The City Council voted to approve a resolution to install an all-way stop sign at the intersection of Meridian Ave and Oak St. at its meeting on Wednesday, July 21. This resolution was part of a larger movement to implement all-way stop signs at three high-traffic intersections of Meridian Ave.: Meridian Ave. and Oak St., Meridian Ave. and Maple St., and Meridian Ave. and Pine St.. 

This action came to the City Council after the creation of a petition with 133 resident signatures by Save Meridian Avenue for its Residents Together (SMART) Families. SMART Families and their decades-long advocacy focus on increasing safety measures for pedestrians on Meridian Ave. The proximity of the Meridian Ave. intersections to three educational facilities (South Pasadena High School, South Pasadena Middle School, and Holy Family School) is the main subject of concern among SMART Families members. 

The resolution was also in conjunction with an authorization of an amendment to design Rectangular Rapid-Flashing Beacons (RRFB) on Meridian Ave. and Oak St. While installing RRFBs along Meridian Ave. was considered by the City Council, an all-way stop sign was ultimately chosen.

Throughout the meeting, supporters of the resolution cited a study by transportation consultant Rock Miller, as justification for a stop sign or light at Meridian Ave. and Oak St.

“Based upon the unique intersection geometrics, the marked crosswalk, and the street usage further to the east, there is ample justification to conclude that all-way stops are appropriate for this location,” Miller said in the study. 

During the public comment portion of the meeting, members of SMART Families expressed their support of the resolution and its potential to save lives. 

“Stop signs are the solution to the long-standing risks and fears of crossing our very own street. Flashing lights whether above ground or below still give substantial deference to driver’s decision making,” South Pasadena resident Delaine Shane said. “Reckless speeding drivers have only one thing in mind and it is not pedestrian or bicycle safety at crosswalks. Crossing the streets safely is a right and not a privilege.”

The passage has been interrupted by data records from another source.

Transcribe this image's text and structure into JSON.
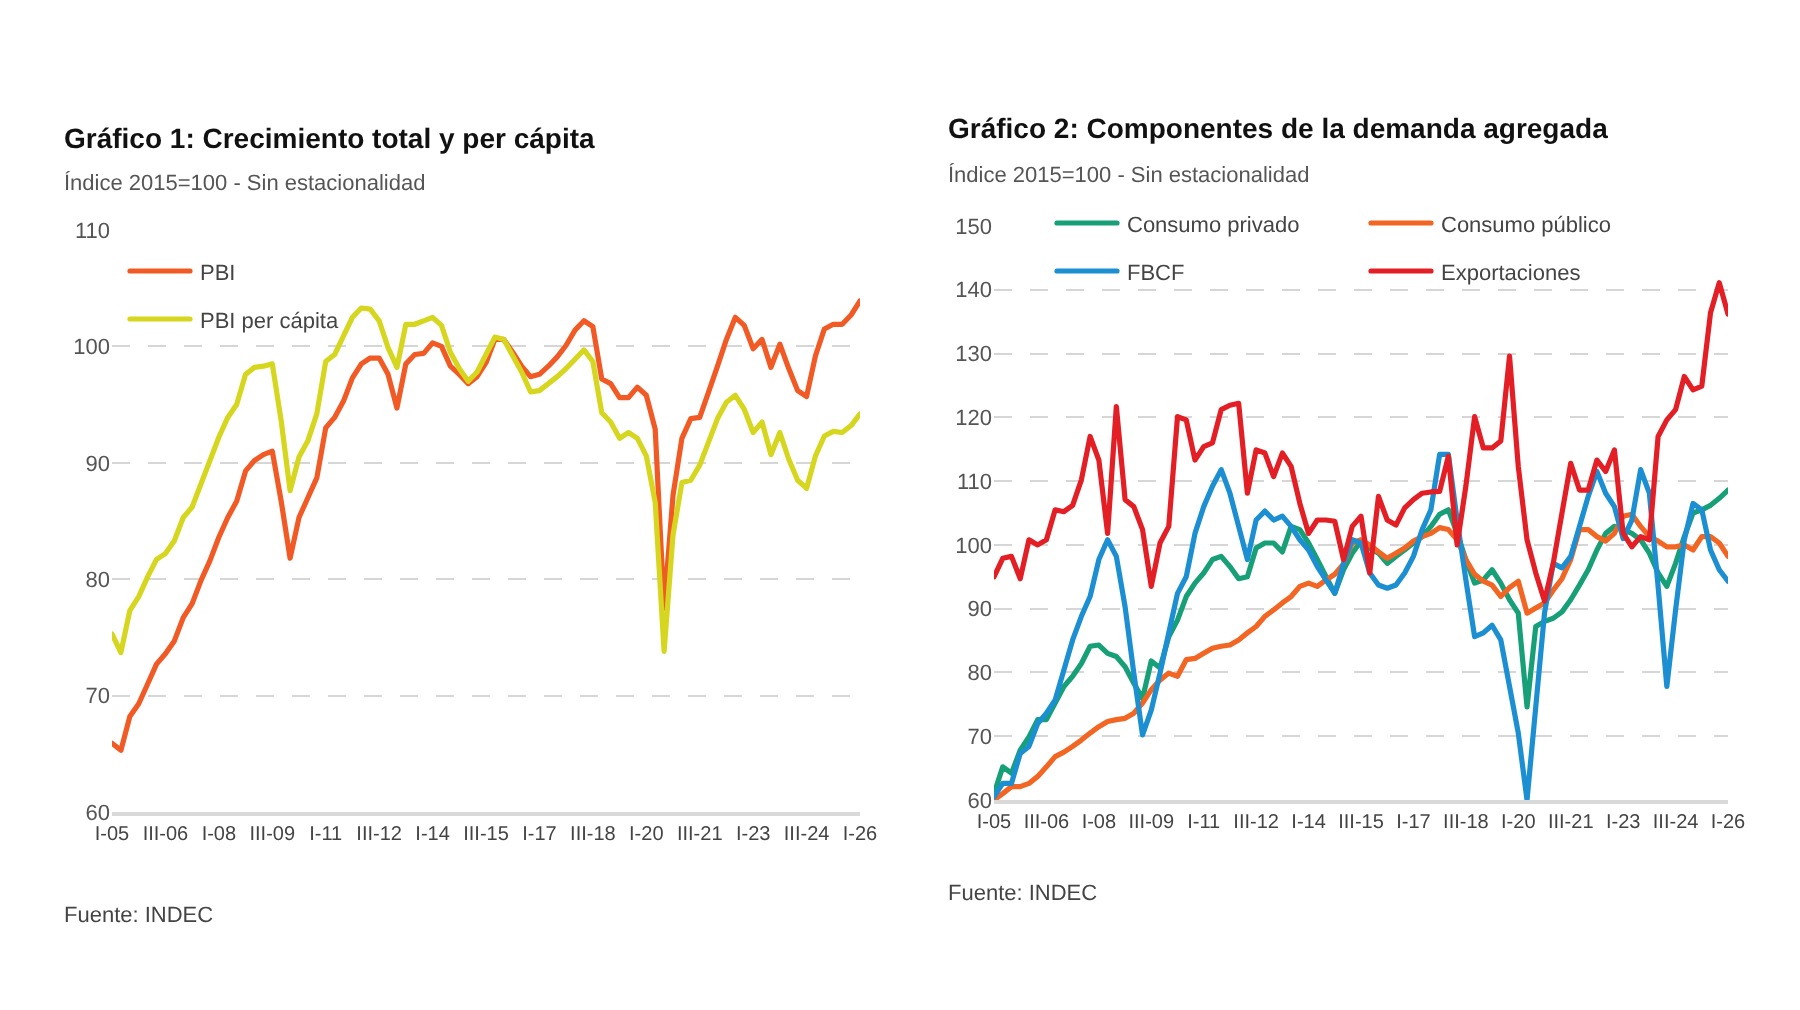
{
  "chart_data": [
    {
      "type": "line",
      "title": "Gráfico 1: Crecimiento total y per cápita",
      "subtitle": "Índice 2015=100 - Sin estacionalidad",
      "annotations": [
        "Fuente: INDEC"
      ],
      "categories": [
        "I-05",
        null,
        null,
        null,
        null,
        null,
        "III-06",
        null,
        null,
        null,
        null,
        null,
        "I-08",
        null,
        null,
        null,
        null,
        null,
        "III-09",
        null,
        null,
        null,
        null,
        null,
        "I-11",
        null,
        null,
        null,
        null,
        null,
        "III-12",
        null,
        null,
        null,
        null,
        null,
        "I-14",
        null,
        null,
        null,
        null,
        null,
        "III-15",
        null,
        null,
        null,
        null,
        null,
        "I-17",
        null,
        null,
        null,
        null,
        null,
        "III-18",
        null,
        null,
        null,
        null,
        null,
        "I-20",
        null,
        null,
        null,
        null,
        null,
        "III-21",
        null,
        null,
        null,
        null,
        null,
        "I-23",
        null,
        null,
        null,
        null,
        null,
        "III-24",
        null,
        null,
        null,
        null,
        null,
        "I-26"
      ],
      "series": [
        {
          "name": "PBI",
          "color": "#f15a24",
          "values": [
            65.9,
            65.3,
            68.2,
            69.3,
            71,
            72.7,
            73.6,
            74.7,
            76.7,
            77.9,
            79.9,
            81.6,
            83.6,
            85.3,
            86.7,
            89.3,
            90.2,
            90.7,
            91,
            86.7,
            81.8,
            85.3,
            87,
            88.7,
            93,
            93.9,
            95.3,
            97.3,
            98.5,
            99,
            99,
            97.6,
            94.7,
            98.5,
            99.3,
            99.4,
            100.3,
            100,
            98.3,
            97.6,
            96.8,
            97.4,
            98.6,
            100.6,
            100.6,
            99.5,
            98.3,
            97.4,
            97.6,
            98.3,
            99.1,
            100.1,
            101.4,
            102.2,
            101.7,
            97.2,
            96.8,
            95.6,
            95.6,
            96.5,
            95.8,
            92.9,
            77.5,
            87.2,
            92.1,
            93.8,
            93.9,
            96.1,
            98.3,
            100.6,
            102.5,
            101.8,
            99.8,
            100.6,
            98.2,
            100.2,
            98.1,
            96.2,
            95.7,
            99.2,
            101.5,
            101.9,
            101.9,
            102.7,
            103.9
          ]
        },
        {
          "name": "PBI per cápita",
          "color": "#d6d61e",
          "values": [
            75.3,
            73.7,
            77.3,
            78.5,
            80.2,
            81.7,
            82.2,
            83.3,
            85.3,
            86.2,
            88.2,
            90.2,
            92.2,
            93.9,
            95,
            97.6,
            98.2,
            98.3,
            98.5,
            93.6,
            87.6,
            90.5,
            91.9,
            94.2,
            98.7,
            99.3,
            100.9,
            102.5,
            103.3,
            103.2,
            102.2,
            99.9,
            98.2,
            101.9,
            101.9,
            102.2,
            102.5,
            101.8,
            99.5,
            98.1,
            97,
            97.8,
            99.3,
            100.8,
            100.6,
            99.2,
            97.8,
            96.1,
            96.2,
            96.8,
            97.4,
            98.1,
            98.9,
            99.7,
            98.7,
            94.3,
            93.5,
            92.1,
            92.6,
            92.1,
            90.6,
            86.6,
            73.8,
            83.8,
            88.3,
            88.5,
            89.8,
            91.8,
            93.8,
            95.2,
            95.8,
            94.6,
            92.6,
            93.5,
            90.7,
            92.6,
            90.3,
            88.5,
            87.8,
            90.6,
            92.3,
            92.7,
            92.6,
            93.2,
            94.2
          ]
        }
      ],
      "ylim": [
        60,
        110
      ],
      "yticks": [
        60,
        70,
        80,
        90,
        100,
        110
      ],
      "grid": "y",
      "legend": "top left"
    },
    {
      "type": "line",
      "title": "Gráfico 2: Componentes de la demanda agregada",
      "subtitle": "Índice 2015=100 - Sin estacionalidad",
      "annotations": [
        "Fuente: INDEC"
      ],
      "categories": [
        "I-05",
        null,
        null,
        null,
        null,
        null,
        "III-06",
        null,
        null,
        null,
        null,
        null,
        "I-08",
        null,
        null,
        null,
        null,
        null,
        "III-09",
        null,
        null,
        null,
        null,
        null,
        "I-11",
        null,
        null,
        null,
        null,
        null,
        "III-12",
        null,
        null,
        null,
        null,
        null,
        "I-14",
        null,
        null,
        null,
        null,
        null,
        "III-15",
        null,
        null,
        null,
        null,
        null,
        "I-17",
        null,
        null,
        null,
        null,
        null,
        "III-18",
        null,
        null,
        null,
        null,
        null,
        "I-20",
        null,
        null,
        null,
        null,
        null,
        "III-21",
        null,
        null,
        null,
        null,
        null,
        "I-23",
        null,
        null,
        null,
        null,
        null,
        "III-24",
        null,
        null,
        null,
        null,
        null,
        "I-26"
      ],
      "series": [
        {
          "name": "Consumo privado",
          "color": "#17a077",
          "values": [
            61,
            65.2,
            64.2,
            67.8,
            69.9,
            72.6,
            72.6,
            75.2,
            77.8,
            79.4,
            81.4,
            84.1,
            84.3,
            83,
            82.5,
            80.9,
            78.3,
            75.9,
            81.8,
            80.7,
            85.6,
            88.2,
            91.9,
            94,
            95.6,
            97.7,
            98.2,
            96.6,
            94.7,
            95,
            99.5,
            100.3,
            100.3,
            98.9,
            102.9,
            102.4,
            100.3,
            97.7,
            95,
            92.4,
            96.1,
            98.7,
            100.6,
            99.5,
            98.7,
            97.1,
            98.2,
            99.2,
            100.3,
            101.3,
            102.9,
            104.8,
            105.5,
            101.8,
            97.7,
            94,
            94.5,
            96.1,
            94,
            91.4,
            89.3,
            74.6,
            87.2,
            88,
            88.5,
            89.5,
            91.4,
            93.7,
            96.1,
            99.2,
            101.8,
            102.9,
            102.4,
            101.8,
            100.8,
            98.7,
            95.6,
            93.5,
            97.1,
            101.3,
            105,
            105.5,
            106.2,
            107.3,
            108.6
          ]
        },
        {
          "name": "Consumo público",
          "color": "#f26522",
          "values": [
            60,
            61,
            62.1,
            62.1,
            62.6,
            63.7,
            65.2,
            66.8,
            67.5,
            68.4,
            69.4,
            70.5,
            71.5,
            72.3,
            72.6,
            72.8,
            73.6,
            75.2,
            77.3,
            78.8,
            79.9,
            79.4,
            82,
            82.2,
            83,
            83.8,
            84.1,
            84.3,
            85.1,
            86.2,
            87.2,
            88.8,
            89.8,
            90.9,
            91.9,
            93.5,
            94,
            93.5,
            94.5,
            95.4,
            97,
            100.3,
            100.8,
            100,
            98.9,
            97.9,
            98.7,
            99.5,
            100.6,
            101.3,
            101.8,
            102.7,
            102.4,
            100.8,
            97.7,
            95.4,
            94.3,
            93.7,
            91.9,
            93.3,
            94.3,
            89.3,
            90.1,
            90.9,
            92.9,
            94.7,
            97.7,
            102.4,
            102.4,
            101.3,
            100.6,
            101.8,
            104.5,
            104.8,
            102.9,
            101.3,
            100.6,
            99.7,
            99.7,
            100,
            99.2,
            101.3,
            101.3,
            100.3,
            98.2
          ]
        },
        {
          "name": "FBCF",
          "color": "#1b8fd2",
          "values": [
            60.5,
            62.6,
            62.6,
            67.3,
            68.4,
            72,
            73.6,
            75.7,
            80.4,
            85.1,
            88.8,
            91.9,
            97.7,
            100.8,
            98.2,
            90.3,
            79.9,
            70.2,
            74.1,
            79.9,
            86.2,
            92.4,
            95,
            101.8,
            106,
            109.2,
            111.8,
            108.1,
            102.9,
            97.7,
            103.9,
            105.3,
            103.9,
            104.5,
            102.9,
            100.8,
            99.2,
            96.6,
            94.5,
            92.4,
            97.1,
            100.8,
            100.3,
            95.6,
            93.7,
            93.2,
            93.7,
            95.6,
            98.2,
            102.4,
            105.5,
            114.2,
            114.2,
            103.9,
            94.5,
            85.6,
            86.2,
            87.4,
            85.1,
            77.8,
            70.5,
            60,
            74.6,
            89.3,
            97.1,
            96.4,
            98.2,
            102.9,
            107.6,
            111.5,
            108.1,
            106,
            101,
            103.9,
            111.8,
            108.1,
            93.5,
            77.8,
            89.8,
            100.8,
            106.5,
            105.5,
            99.2,
            96.1,
            94.3
          ]
        },
        {
          "name": "Exportaciones",
          "color": "#e31e24",
          "values": [
            95,
            97.9,
            98.2,
            94.7,
            100.8,
            100,
            100.8,
            105.5,
            105.2,
            106.2,
            110.2,
            117,
            113.3,
            101.8,
            121.7,
            107.1,
            106,
            102.4,
            93.5,
            100.3,
            102.9,
            120.1,
            119.6,
            113.3,
            115.4,
            116,
            121.2,
            121.9,
            122.2,
            108.1,
            114.9,
            114.4,
            110.7,
            114.4,
            112.3,
            106.5,
            101.8,
            103.9,
            103.9,
            103.7,
            97.7,
            102.9,
            104.5,
            95.6,
            107.6,
            103.9,
            103.1,
            105.8,
            107.1,
            108.1,
            108.3,
            108.4,
            113.9,
            100,
            109.2,
            120.1,
            115.2,
            115.2,
            116.3,
            129.6,
            112.3,
            100.8,
            95.6,
            91.2,
            97.1,
            105,
            112.8,
            108.6,
            108.6,
            113.3,
            111.5,
            114.9,
            101.8,
            99.7,
            101.3,
            100.8,
            117,
            119.6,
            121.2,
            126.4,
            124.3,
            124.9,
            136.4,
            141.1,
            136.2
          ]
        }
      ],
      "ylim": [
        60,
        150
      ],
      "yticks": [
        60,
        70,
        80,
        90,
        100,
        110,
        120,
        130,
        140,
        150
      ],
      "grid": "y",
      "legend": "top"
    }
  ]
}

Other supporters of the resolution presented an emotional argument to the council regarding personal safety as a pedestrian.

“I don’t ride [my bike] on the street because you’re taking your life in your hands. As evidenced by two car crashes, one on June 18 and another one on July 1. So, yeah it’s emotional.” South Pasadena resident Sean Teer said.

When discussing the other two intersections: Meridian-Maple and Meridian-Pine, the council voted to delay any action until the Mobility and Transportation Infrastructure Commission and its review of the intersections are conclusive.

More information and plans for the installation of the four-way stop sign at the Meridian-Oak intersection are still unknown but will likely be discussed by the council in the coming months.